November 24, 2014

For-Profit College Marketer Thrived By Posting Fake Ads To Popular Job Sites

Screen Shot 2014-11-21 at 4.41.50 PM

Neutron Interactive, a Salt Lake City-based business, regularly posted fake job listings on popular job websites including Monster.com and CareerBuilder.com for the purpose of tricking job-seekers into visiting its own websites, according to former Neutron employees. These Neutron Interactive websites, still operating today, also promise jobs, but in reality they usually offer none; their real purpose, say these former employees, is to convince visitors — low-income people, single mothers, veterans, the elderly, all in desperate need of jobs — to provide their cell phone numbers, so marketers at other companies, which pay Neutron for the leads, can sell them overpriced for-profit college programs.

Neutron Interactive’s website highlights the company’s membership and active participation in the for-profit colleges’ main trade association, APSCU. Until last week, Neutron bragged on its site that “Some Of Our Biggest Fans” include Corinthian Colleges’ Everest University, EDMC’s Art Institutes, and Bridgepoint’s Ashford University — all major for-profit colleges. After I pointed out this boasting out in an article, it has apparently disappeared from the Neutron site, but as of today, Neutron is still listed by APSCU as one of its members.

With APSCU leading the effort to overturn the Obama Administration’s “gainful employment rule,” and with the collapse of Corinthian raising issues about how to protect students when predatory for-profit colleges fail, it’s crucial to understand that this industry signs up many of its students through blatant deceptions.

Such deceptive strategies have helped turn Neutron Interactive into a lucrative “lead generation” company and made its founders wealthy, according to the former employees.  But Neutron had to regularly change its tactics, the employees say, as the legitimate job websites and other businesses recognized the scams and shut them down.

Recently I reported on how at least some of the visitors who entered their contact information on Neutron Interactive sites, and at similar bait-and-switch sites offering food stamps and Medicaid, were promptly contacted by workers in a call center operated by another business, called EdSoup, also located in Salt Lake.
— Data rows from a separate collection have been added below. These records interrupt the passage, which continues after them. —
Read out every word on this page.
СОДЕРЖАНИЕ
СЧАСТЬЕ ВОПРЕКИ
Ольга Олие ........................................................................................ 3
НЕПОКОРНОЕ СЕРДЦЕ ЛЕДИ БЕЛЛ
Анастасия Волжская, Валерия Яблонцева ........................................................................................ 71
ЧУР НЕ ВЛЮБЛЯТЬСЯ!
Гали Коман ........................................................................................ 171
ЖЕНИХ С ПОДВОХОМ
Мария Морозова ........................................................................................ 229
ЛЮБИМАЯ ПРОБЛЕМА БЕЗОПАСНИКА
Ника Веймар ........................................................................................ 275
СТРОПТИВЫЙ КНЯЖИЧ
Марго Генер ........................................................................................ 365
About 95 percent rejected the EdSoup pitches to discuss college programs, but the remaining 5 percent were passed on to another layer of call centers operated by or for for-profit colleges, including the University of Phoenix, Brown Mackie, Everest, Colorado Tech, IIT Tech, and Kaplan. EdSoup employees who worked at the company until earlier this year gave me the scoop on this shameless, deceptive operation, and backed it up with documents.

Within 90 minutes of my posting that story on Republic Report and The Huffington Post, the Neutron site I described, localemploymentnetwork.org, had been shut down. Perhaps a coincidence, or perhaps some concern about suggestions I made that the Neutron and EdSoup operations might be violating federal and state laws. The next day I posted again, describing other similar sites apparently run by Neutron. Those sites are still online at this writing.

Now, three former Neutron Interactive employees have come forward to tell me more about Neutron’s piece of the shady world of for-profit college lead generation. Neutron’s operations were “wrong — illegal and immoral,” says a former Neutron manager.

Two of the employees, the former manager and an early tech hire of the company, asked me to not use their names, citing concerns about retaliation. The third, Jason Gill, a former senior web developer at Neutron, was ready to be on the record. The accounts of the three employees were consistent — and disturbing.

Neutron’s founder and CEO Dan Caffee and its co-founder and partner Shaun Ritchie have not responded to my requests to discuss their business.

How the scam worked

How does APSCU member Neutron Interactive operate and serve the for-profit college sector?  The former Neutron employees laid it out for me.

The biggest question I had after my previous reports was: How do job-seekers end up at these scam websites in the first place?  Google search has gotten smarter over the years, so that all the search engine optimization (SEO) techniques in the world can’t normally draw search users to websites that deliver no actual content.

But Neutron had other schemes to pursue.

The former tech employee joined Neutron at its start in 2008.  Neutron’s founders had presented the firm as a marketing and advertising company, but, once hired, all the tech employee was asked to do was build landing pages — the fake job sites, with stock photos of smiling nurses, police officers, and office workers.  New sites all the time — if one didn’t perform well, it was quickly taken offline and another one built. The Neutron landing pages in fact offered no actual jobs. Eventually, this employee “got curious — why are we doing this?” and started digging around. Soon it became clear: Neutron was trying to find visitors for the purpose of “suckering them in to applying for for-profit colleges.”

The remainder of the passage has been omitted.